We produces 4 different types of sealed demonstration sources:
The sources are approved for educational use in schools in Denmark, Norway and Sweden.
Further specifications can be found in the “user manual” (in Danish).
The Hevesy Laboratory currently produces 18F-Fludeoxyglucose under a marketing permit and a number of other radiopharmaceuticals as part of a compassionate use programmes for diagnostic purposes.

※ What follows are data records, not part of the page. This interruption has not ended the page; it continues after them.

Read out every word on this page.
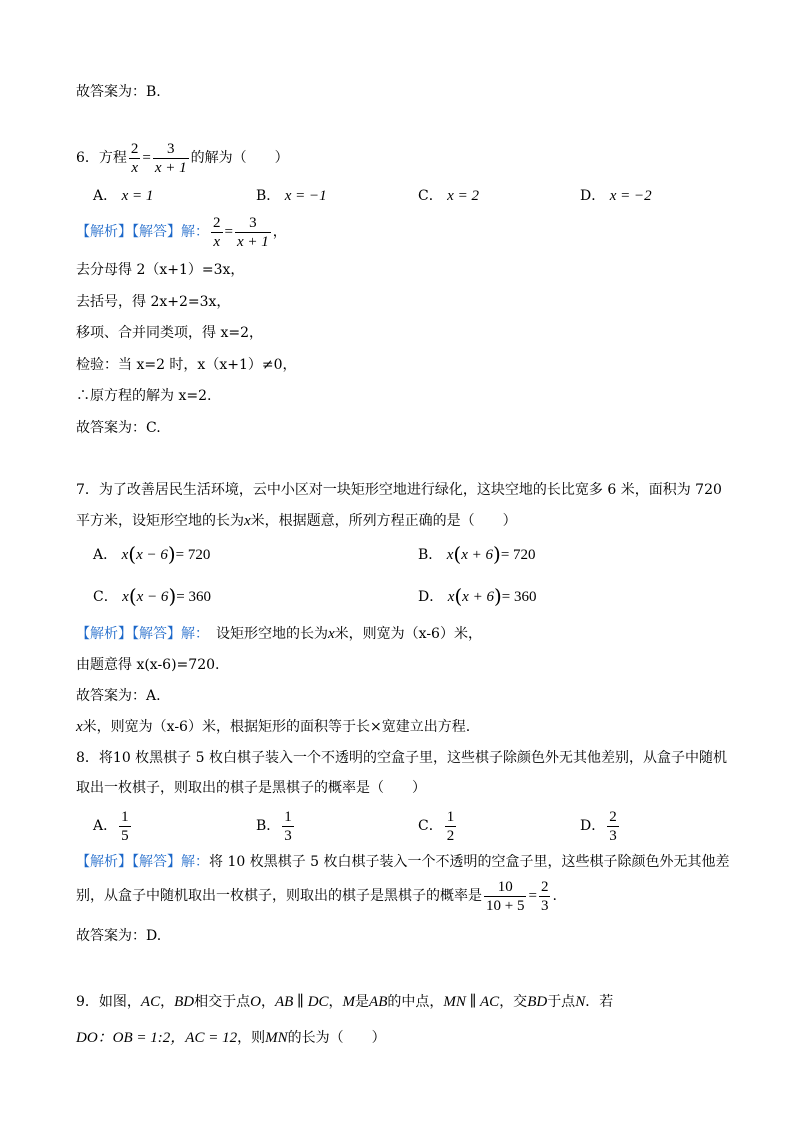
故答案为：B.
6．方程 $\frac{2}{x} = \frac{3}{x + 1}$ 的解为（　　）
A． x = 1	B． x = −1	C． x = 2	D． x = −2
【解析】【解答】解： $\frac{2}{x} = \frac{3}{x + 1}$ ，
去分母得 2（x+1）=3x，
去括号，得 2x+2=3x，
移项、合并同类项，得 x=2，
检验：当 x=2 时，x（x+1）≠0，
∴原方程的解为 x=2.
故答案为：C.
7．为了改善居民生活环境，云中小区对一块矩形空地进行绿化，这块空地的长比宽多 6 米，面积为 720
平方米，设矩形空地的长为x米，根据题意，所列方程正确的是（　　）
A． x(x − 6)= 720	B． x(x + 6)= 720
C． x(x − 6)= 360	D． x(x + 6)= 360
【解析】【解答】解：　设矩形空地的长为x米，则宽为（x-6）米，
由题意得 x(x-6)=720.
故答案为：A.
x米，则宽为（x-6）米，根据矩形的面积等于长×宽建立出方程.
8．将10 枚黑棋子 5 枚白棋子装入一个不透明的空盒子里，这些棋子除颜色外无其他差别，从盒子中随机
取出一枚棋子，则取出的棋子是黑棋子的概率是（　　）
A． $\frac{1}{5}$	B． $\frac{1}{3}$	C． $\frac{1}{2}$	D． $\frac{2}{3}$
【解析】【解答】解：将 10 枚黑棋子 5 枚白棋子装入一个不透明的空盒子里，这些棋子除颜色外无其他差
别，从盒子中随机取出一枚棋子，则取出的棋子是黑棋子的概率是 $\frac{10}{10 + 5} = \frac{2}{3}$ .
故答案为：D.
9．如图，AC，BD相交于点O，AB ∥ DC，M是AB的中点，MN ∥ AC，交BD于点N．若
DO：OB = 1:2，AC = 12，则MN的长为（　　）
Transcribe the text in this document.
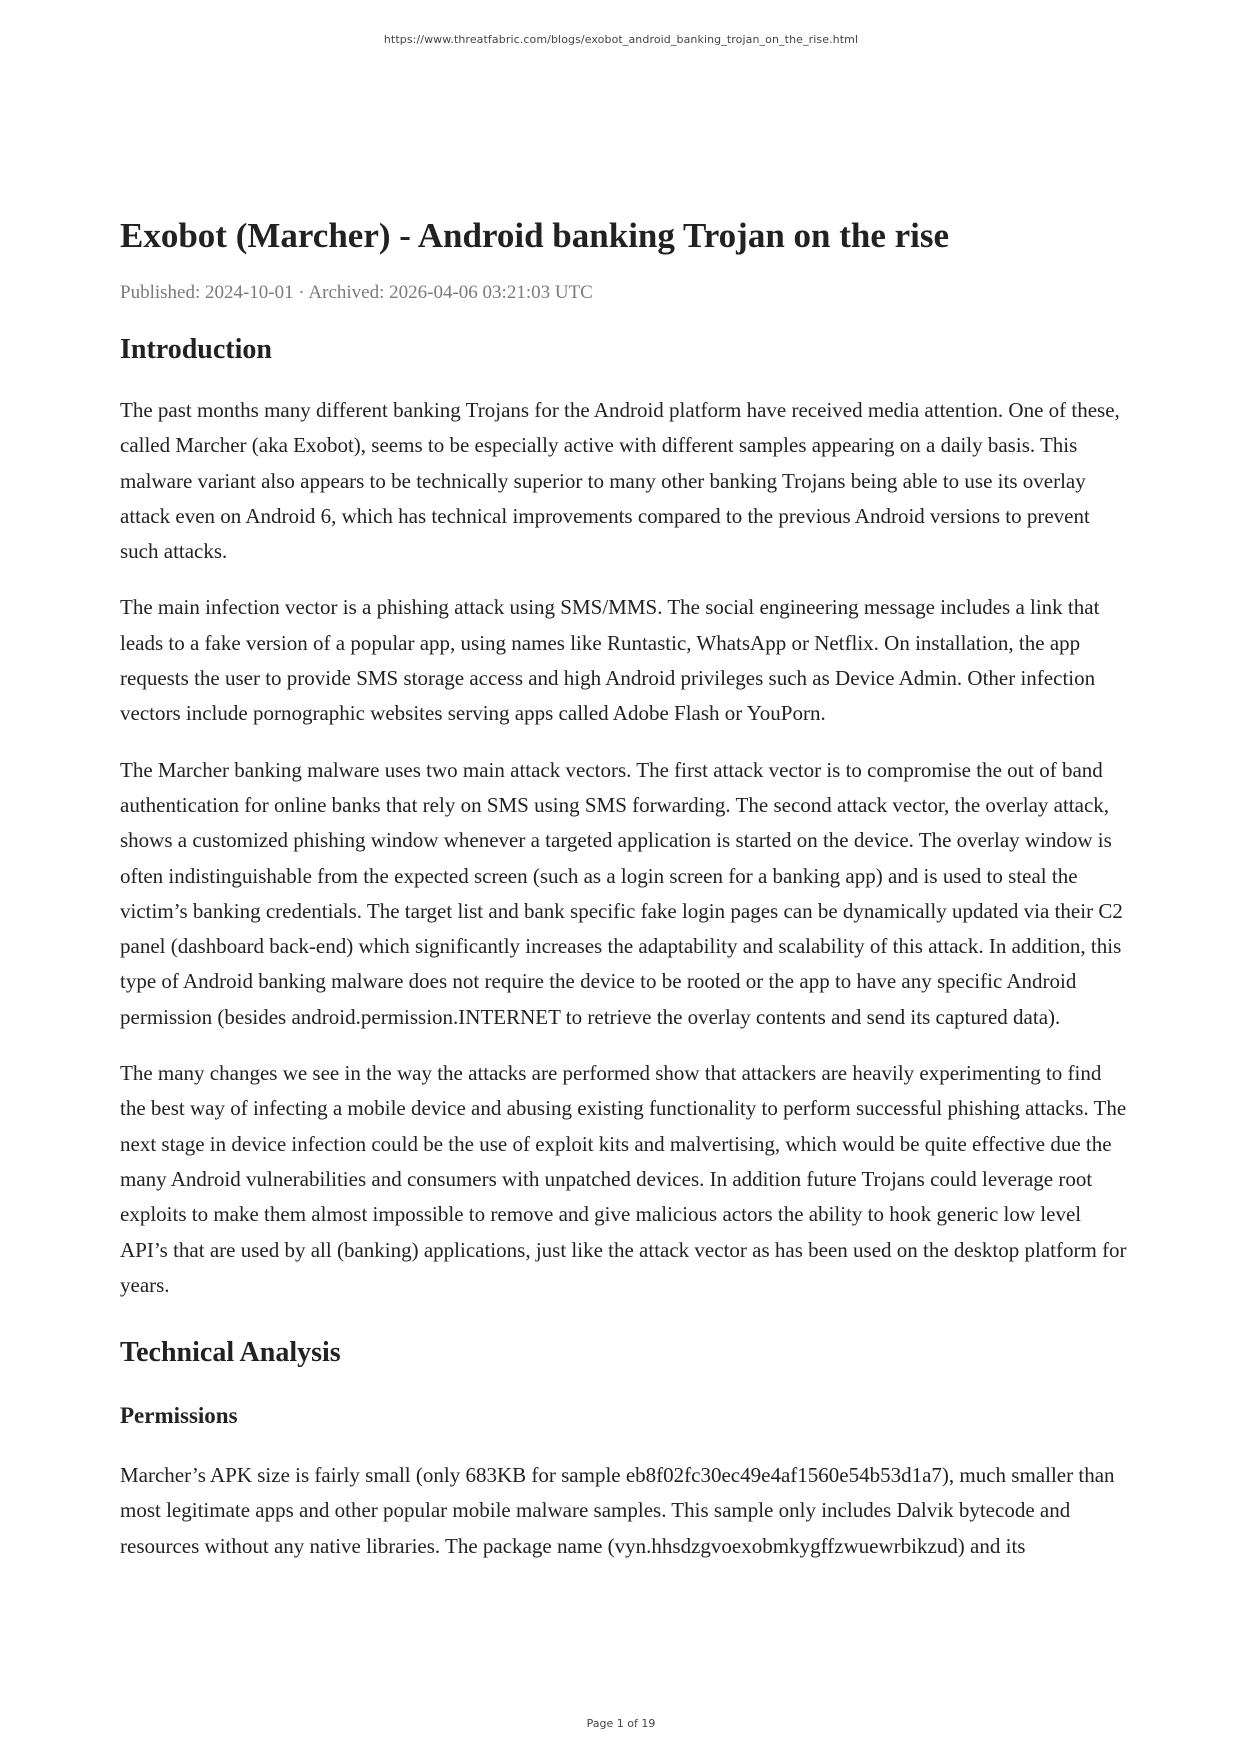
https://www.threatfabric.com/blogs/exobot_android_banking_trojan_on_the_rise.html
Exobot (Marcher) - Android banking Trojan on the rise
Published: 2024-10-01 · Archived: 2026-04-06 03:21:03 UTC
Introduction

The past months many different banking Trojans for the Android platform have received media attention. One of these, called Marcher (aka Exobot), seems to be especially active with different samples appearing on a daily basis. This malware variant also appears to be technically superior to many other banking Trojans being able to use its overlay attack even on Android 6, which has technical improvements compared to the previous Android versions to prevent such attacks.

The main infection vector is a phishing attack using SMS/MMS. The social engineering message includes a link that leads to a fake version of a popular app, using names like Runtastic, WhatsApp or Netflix. On installation, the app requests the user to provide SMS storage access and high Android privileges such as Device Admin. Other infection vectors include pornographic websites serving apps called Adobe Flash or YouPorn.

The Marcher banking malware uses two main attack vectors. The first attack vector is to compromise the out of band authentication for online banks that rely on SMS using SMS forwarding. The second attack vector, the overlay attack, shows a customized phishing window whenever a targeted application is started on the device. The overlay window is often indistinguishable from the expected screen (such as a login screen for a banking app) and is used to steal the victim’s banking credentials. The target list and bank specific fake login pages can be dynamically updated via their C2 panel (dashboard back-end) which significantly increases the adaptability and scalability of this attack. In addition, this type of Android banking malware does not require the device to be rooted or the app to have any specific Android permission (besides android.permission.INTERNET to retrieve the overlay contents and send its captured data).

The many changes we see in the way the attacks are performed show that attackers are heavily experimenting to find the best way of infecting a mobile device and abusing existing functionality to perform successful phishing attacks. The next stage in device infection could be the use of exploit kits and malvertising, which would be quite effective due the many Android vulnerabilities and consumers with unpatched devices. In addition future Trojans could leverage root exploits to make them almost impossible to remove and give malicious actors the ability to hook generic low level API’s that are used by all (banking) applications, just like the attack vector as has been used on the desktop platform for years.

Technical Analysis
Permissions

Marcher’s APK size is fairly small (only 683KB for sample eb8f02fc30ec49e4af1560e54b53d1a7), much smaller than most legitimate apps and other popular mobile malware samples. This sample only includes Dalvik bytecode and resources without any native libraries. The package name (vyn.hhsdzgvoexobmkygffzwuewrbikzud) and its

Page 1 of 19
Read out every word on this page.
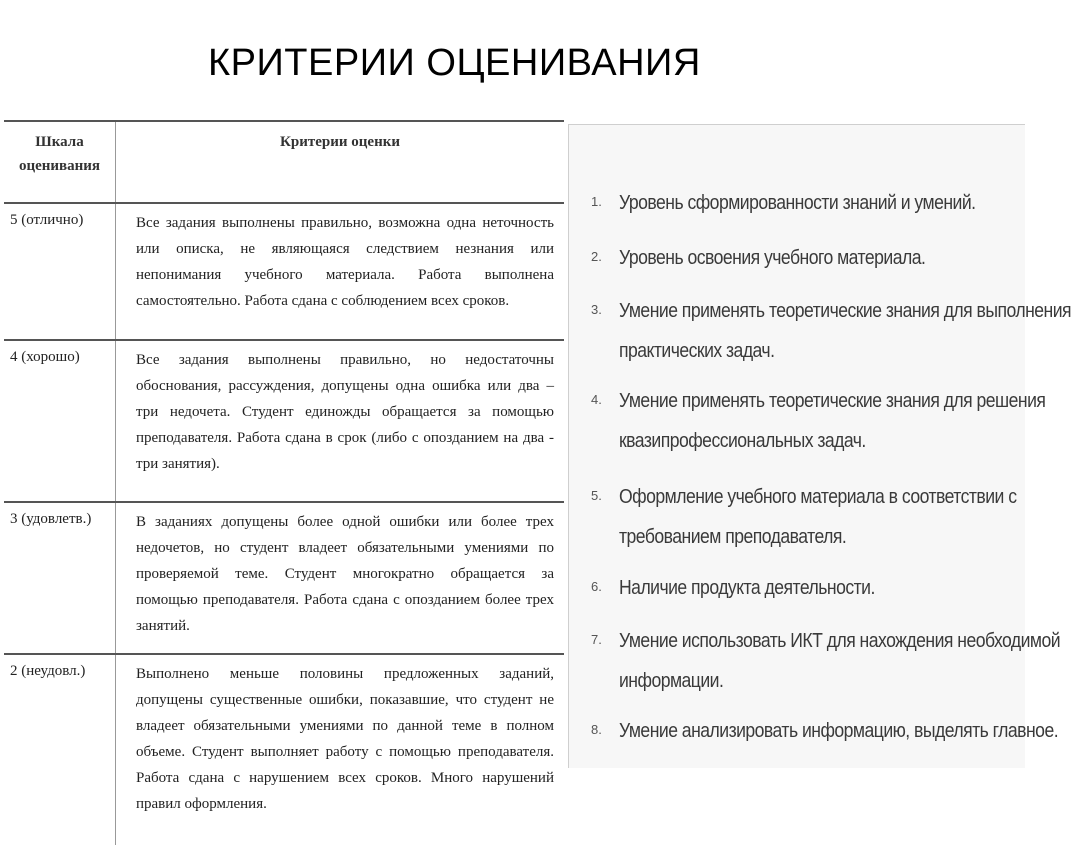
КРИТЕРИИ ОЦЕНИВАНИЯ
Шкала
оценивания	Критерии оценки
5 (отлично)	Все задания выполнены правильно, возможна одна неточность или описка, не являющаяся следствием незнания или непонимания учебного материала. Работа выполнена самостоятельно. Работа сдана с соблюдением всех сроков.
4 (хорошо)	Все задания выполнены правильно, но недостаточны обоснования, рассуждения, допущены одна ошибка или два – три недочета. Студент единожды обращается за помощью преподавателя. Работа сдана в срок (либо с опозданием на два - три занятия).
3 (удовлетв.)	В заданиях допущены более одной ошибки или более трех недочетов, но студент владеет обязательными умениями по проверяемой теме. Студент многократно обращается за помощью преподавателя. Работа сдана с опозданием более трех занятий.
2 (неудовл.)	Выполнено меньше половины предложенных заданий, допущены существенные ошибки, показавшие, что студент не владеет обязательными умениями по данной теме в полном объеме. Студент выполняет работу с помощью преподавателя. Работа сдана с нарушением всех сроков. Много нарушений правил оформления.
1. Уровень сформированности знаний и умений.
2. Уровень освоения учебного материала.
3. Умение применять теоретические знания для выполнения
практических задач.
4. Умение применять теоретические знания для решения
квазипрофессиональных задач.
5. Оформление учебного материала в соответствии с
требованием преподавателя.
6. Наличие продукта деятельности.
7. Умение использовать ИКТ для нахождения необходимой
информации.
8. Умение анализировать информацию, выделять главное.
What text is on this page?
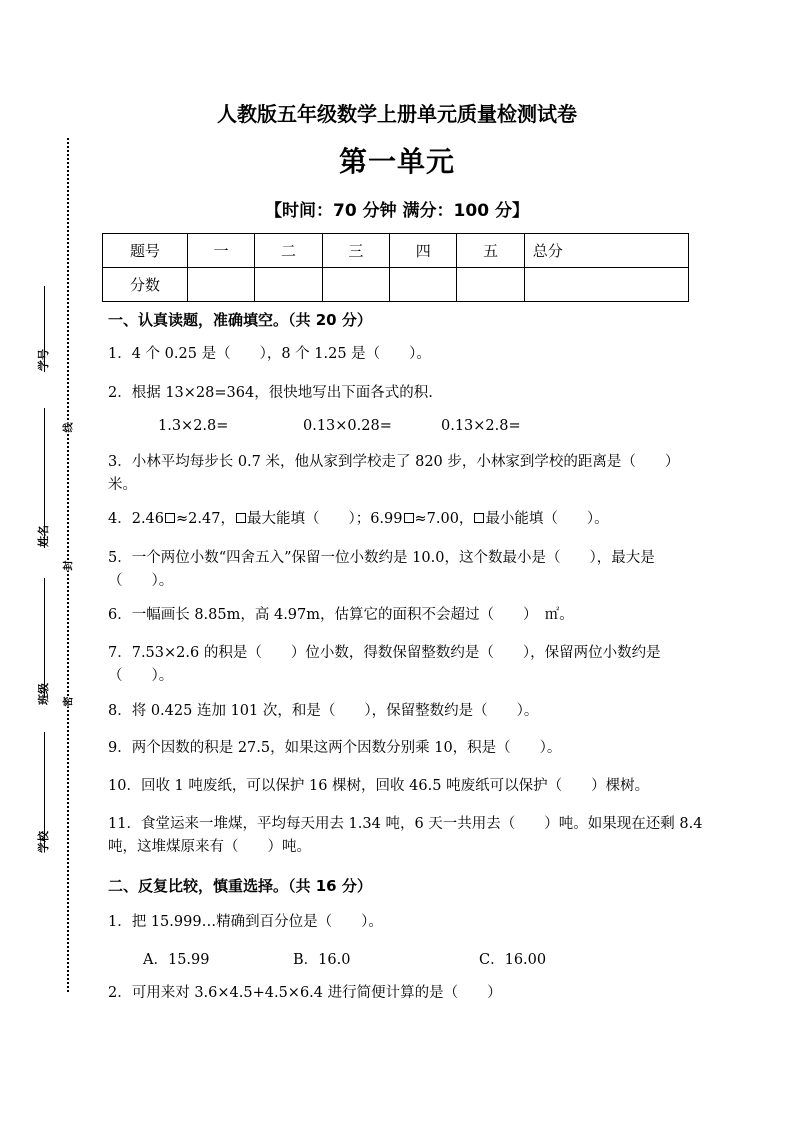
学号
姓名
班级
学校
线
封
密
人教版五年级数学上册单元质量检测试卷
第一单元
【时间：70 分钟 满分：100 分】
题号	一	二	三	四	五	总分
分数						
一、认真读题，准确填空。（共 20 分）
1．4 个 0.25 是（　　），8 个 1.25 是（　　）。
2．根据 13×28=364，很快地写出下面各式的积.
1.3×2.8=	0.13×0.28=	0.13×2.8=
3．小林平均每步长 0.7 米，他从家到学校走了 820 步，小林家到学校的距离是（　　）米。
4．2.46 ≈2.47， 最大能填（　　）；6.99 ≈7.00， 最小能填（　　）。
5．一个两位小数“四舍五入”保留一位小数约是 10.0，这个数最小是（　　），最大是（　　）。
6．一幅画长 8.85m，高 4.97m，估算它的面积不会超过（　　）　㎡。
7．7.53×2.6 的积是（　　）位小数，得数保留整数约是（　　），保留两位小数约是（　　）。
8．将 0.425 连加 101 次，和是（　　），保留整数约是（　　）。
9．两个因数的积是 27.5，如果这两个因数分别乘 10，积是（　　）。
10．回收 1 吨废纸，可以保护 16 棵树，回收 46.5 吨废纸可以保护（　　）棵树。
11．食堂运来一堆煤，平均每天用去 1.34 吨，6 天一共用去（　　）吨。如果现在还剩 8.4 吨，这堆煤原来有（　　）吨。
二、反复比较，慎重选择。（共 16 分）
1．把 15.999…精确到百分位是（　　）。
A．15.99	B．16.0	C．16.00
2．可用来对 3.6×4.5+4.5×6.4 进行简便计算的是（　　）
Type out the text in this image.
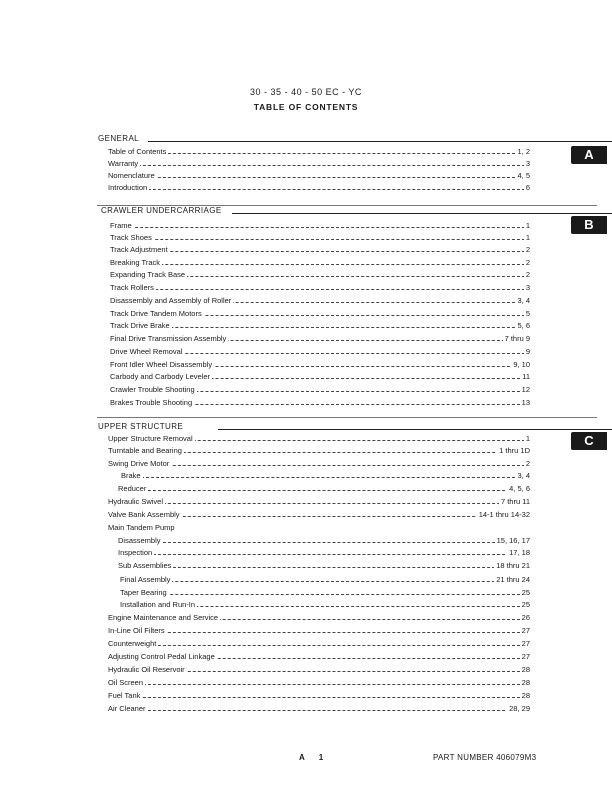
30 - 35 - 40 - 50 EC - YC
TABLE OF CONTENTS
GENERAL
A
Table of Contents	1, 2
Warranty	3
Nomenclature	4, 5
Introduction	6
CRAWLER UNDERCARRIAGE
B
Frame	1
Track Shoes	1
Track Adjustment	2
Breaking Track	2
Expanding Track Base	2
Track Rollers	3
Disassembly and Assembly of Roller	3, 4
Track Drive Tandem Motors	5
Track Drive Brake	5, 6
Final Drive Transmission Assembly	7 thru 9
Drive Wheel Removal	9
Front Idler Wheel Disassembly	9, 10
Carbody and Carbody Leveler	11
Crawler Trouble Shooting	12
Brakes Trouble Shooting	13
UPPER STRUCTURE
C
Upper Structure Removal	1
Turntable and Bearing	1 thru 1D
Swing Drive Motor	2
Brake	3, 4
Reducer	4, 5, 6
Hydraulic Swivel	7 thru 11
Valve Bank Assembly	14-1 thru 14-32
Main Tandem Pump
Disassembly	15, 16, 17
Inspection	17, 18
Sub Assemblies	18 thru 21
Final Assembly	21 thru 24
Taper Bearing	25
Installation and Run-In	25
Engine Maintenance and Service	26
In-Line Oil Filters	27
Counterweight	27
Adjusting Control Pedal Linkage	27
Hydraulic Oil Reservoir	28
Oil Screen	28
Fuel Tank	28
Air Cleaner	28, 29
A 1	PART NUMBER 406079M3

The Hevesy Laboratory also produces and sells a number of isotopes which are not available from other sources. Enquiries concerning other isotopes are welcome. The laboratory possesses extensive expertise within production and handling of both reactor and cyclotron production.
On special request The Hevesy Laboratory offers on a commercial basis reactor produced radioactive isotopes in the form of unprocessed irradiations, sources and radiochemicals.
The Hevesy Laboratory applies neutron irradiations from reactors in Europe and the US for the research, health and industrial sectors.
Development of solid and liquid targets, for improved output in terms of activity, radiochemical speciation and specific activity.
At Hevesy lab we have a special commitment to the development of solid and liquid targets, for improved output in terms of activity, radiochemical speciation and specific activity. We have raised the available proton beam from our GE PETtrace cyclotron from the specified 80 microAmp to over 200 microAmp, giving 3.3 kW beam power to the target. We have now a solid target ( for radio-metals like Cu-64) capable of standing this power. We are still struggling to find a way to make F-18 with 200 microAmps. Of special interest in the development of targetry for istope productions are the development of diagnostic methods, both to monitor actual, in-beam production rates, but also for optimising beam quality. Beam quality can have a strong influence on the radiochemical availability of the radioisotope. This work is pursued as part of an international collaboration under IAEA.
One important goal is a reliable beam profile monitor, rapidly and remotely insertable and capable of withstanding full beam. Various “glowing mesh” approaches have been tested with some success, while the standard rotating helical wire scanner fails at or beam currents.
The routine production of Cu-64 is performed at the cyclotron and beamline facility at the Hevesy Laboratory. The isotope is produced in a (p,n) reaction by irradiating a solid enriched (99%) Ni-64 metal target with a 16 MeV proton beam. After the irradiation (duration 3 to 4 hours) the target is transferred to the laboratory for further processing. Chemical separation ensures that carrier-free Cu-64 is separated from the Ni-64 target material. A typical yield of Cu-64 after separation is 1.5 GBq.
An ongoing project is aiming at producing Cu-64 on a high-activity scale (5 – 10 GBq after chemical separation). For this purpose a so-called High Power Target that resists proton beam currents up to 200 µA has been developed. Such a high proton current reduces the irradiation time drastically and an activity of 10GBq of Cu-64 is easily reached within a few minutes of irradiation time.
These high activity levels of Cu-64 are difficult to handle safely in the laboratory without exposing the staff to a too high radiation dose. The present project therefore also includes the set up of an automation facility for the chemical separation process.